La constante macabre de la notation
--> Enseignants sélectionneurs
Pythagore a son théorème, le mathématicien André Antibi, sa constante. La constante macabre. C'est une règle dramatique de la géométrie de l'enseignement en France que ce directeur du laboratoire des sciences de l'éducation de l'université Paul-Sabatier à Toulouse a mis quinze ans à établir. Que dirait-on d'un professeur de maths qui ne noterait aucun élève en dessous de 12/20, demande-t-il. Il serait soupçonné d'être «mauvais» ou au moins «laxiste». Selon lui, tout se passe donc comme si, pour que des notes soient considérées comme bonnes, il fallait qu'il y en ait au moins autant de moyennes et de mauvaises.
C'est cette proportion, apparemment incompressible dans le système français d'évaluation des élèves, d'un tiers de mauvaises notes qui constitue la «constante». Elle est «macabre», ajoute le chercheur, parce qu'elle casse et désespère chaque année un tiers au moins de l'effectif scolaire puis étudiant.
A coup de statistiques et de courbes de Gauss, le constat d'André Antibi exige des enseignants une remise en cause de l'idée qu'ils se font d'eux-mêmes et de leur mission.
C'est pour ne pas «affronter le mammouth» que les éditeurs qui publient par ailleurs ses manuels scolaires ou ses travaux de recherche se sont selon lui défilés. La Constante macabre est du coup éditée à compte d'auteur et, malgré cela, déjà diffusée à plus de 4 000 exemplaires. «Le système de notation de l'enseignement français est pernicieux, se désole le mathématicien toulousain.
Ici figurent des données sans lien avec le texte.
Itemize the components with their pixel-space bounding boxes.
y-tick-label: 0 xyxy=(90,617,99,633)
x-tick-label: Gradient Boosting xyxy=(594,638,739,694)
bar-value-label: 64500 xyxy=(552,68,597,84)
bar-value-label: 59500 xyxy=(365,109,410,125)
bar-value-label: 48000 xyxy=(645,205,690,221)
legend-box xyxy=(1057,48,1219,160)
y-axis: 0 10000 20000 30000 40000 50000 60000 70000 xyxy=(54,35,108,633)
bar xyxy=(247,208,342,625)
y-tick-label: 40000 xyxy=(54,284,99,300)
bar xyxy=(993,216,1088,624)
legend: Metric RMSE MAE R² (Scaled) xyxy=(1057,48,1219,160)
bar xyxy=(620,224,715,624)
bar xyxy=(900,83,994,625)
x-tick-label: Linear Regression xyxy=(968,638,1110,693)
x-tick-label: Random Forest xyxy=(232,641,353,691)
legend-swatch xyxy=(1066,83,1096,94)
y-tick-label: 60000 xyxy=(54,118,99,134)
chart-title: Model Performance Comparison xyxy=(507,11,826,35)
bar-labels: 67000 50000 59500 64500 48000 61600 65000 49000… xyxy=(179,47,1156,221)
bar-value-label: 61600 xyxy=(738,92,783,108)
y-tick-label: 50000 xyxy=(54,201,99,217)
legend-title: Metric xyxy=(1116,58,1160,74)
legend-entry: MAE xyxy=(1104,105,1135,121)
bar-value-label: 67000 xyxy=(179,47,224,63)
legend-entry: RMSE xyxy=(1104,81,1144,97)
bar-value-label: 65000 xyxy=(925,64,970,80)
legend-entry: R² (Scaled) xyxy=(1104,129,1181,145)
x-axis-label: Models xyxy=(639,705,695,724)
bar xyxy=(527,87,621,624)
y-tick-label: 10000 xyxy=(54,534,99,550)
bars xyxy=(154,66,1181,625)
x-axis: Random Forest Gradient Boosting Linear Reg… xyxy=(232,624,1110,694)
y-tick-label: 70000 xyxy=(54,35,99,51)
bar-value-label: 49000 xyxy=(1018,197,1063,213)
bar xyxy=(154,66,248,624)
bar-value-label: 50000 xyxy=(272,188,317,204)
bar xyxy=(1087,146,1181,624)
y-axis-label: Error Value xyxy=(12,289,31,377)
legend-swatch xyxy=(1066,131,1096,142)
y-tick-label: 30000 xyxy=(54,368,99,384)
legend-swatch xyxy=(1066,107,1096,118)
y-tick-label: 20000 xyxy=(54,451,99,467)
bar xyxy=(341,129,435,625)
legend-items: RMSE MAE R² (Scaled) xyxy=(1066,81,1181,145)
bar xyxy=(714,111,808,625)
Il s'impose comme paraissant naturel alors qu'il n'est qu'une vue de l'esprit.» De «diffuseurs de connaissances» qu'ils devraient être, les enseignants se transforment en simples «sélectionneurs» d'un improbable modèle social, analyse-t-il.
Les centaines de questionnaires qu'il a réalisés auprès d'eux révèlent qu'ils ont inconsciemment mis au point une série d'astuces pour que les notes de leurs élèves soient ainsi étalées en équilibre autour d'une moyenne de 10. Au contraire de ce schéma, explique-t-il, il y a le «contre-exemple américain» qui ne produit pourtant pas de moins bons élèves. Ces derniers y sont plus simplement évalués en fonction des connaissances qu'on leur demande d'avoir. Si, outre-Atlantique, la leçon est sue par l'ensemble de la classe, alors l'ensemble de la classe peut décrocher un 20 sans que personne ne se mette à hurler à la «dévalorisation de l'enseignement».
Ce contre-exemple américain serait la parfaite illustration par contraste de cette constante macabre qui fait, juge-t-il, «trop de dégâts» chez les jeunes gens. «Il y a pourtant des solutions pour atténuer la violence du système scolaire», écrit-il encore. Le Conseil national des programmes l'a invité ce mois-ci à les lui exposer. Mais c'est pour sortir du seul bocal de l'enseignement qu'il a écrit son livre à l'adresse du «grand public». Parce qu'il est convaincu qu'il s'agit là d'un «vrai débat de société».

La Constante macabre, d'André Antibi, éditions Math'Adore, Toulouse, 159 pp., 15 euros.

© Par Gilbert LAVAL, Libération, jeudi 01 janvier 2004
Ecrit par ProfSES, le Vendredi 2 Janvier 2004, 14:54 dans la rubrique à suivre.

Commentaires :

Nicolas
06-03-04 à 18:12

Vive les Mathématiques !


Lisez ce livre ! Il est génial !

J’ai eu deux profs cette année en Maths, et autant la première était adorée parce qu’elle notait très sévèrement (moyenne de la classe à 9,5/20), autant le deuxième n’est pas respecté parce que la moyenne de la classe est à 14/20.

Merci à M. Antibi de m’avoir ouvert les yeux, et de m’avoir redonné goût aux Mathématiques.

 
philisoff
18-03-04 à 20:15

Re: Vive les Mathématiques !

dommage que l'on ne sache que le rapport entre l'amour et la sévérité.. n'aime-t-on que parce que l'autre n'est pas dans la séduction...
Il s'agit ici d'un paradoxe : le professeur obsessionnel serait alors préféré à celui qui est hystèrique ...

Il s'agit à l'évidence donc d'un déplacement quasi masochique, qui pourrait signifier la grande névrose de notre enseignement, et des ravages dans la construction du jugement.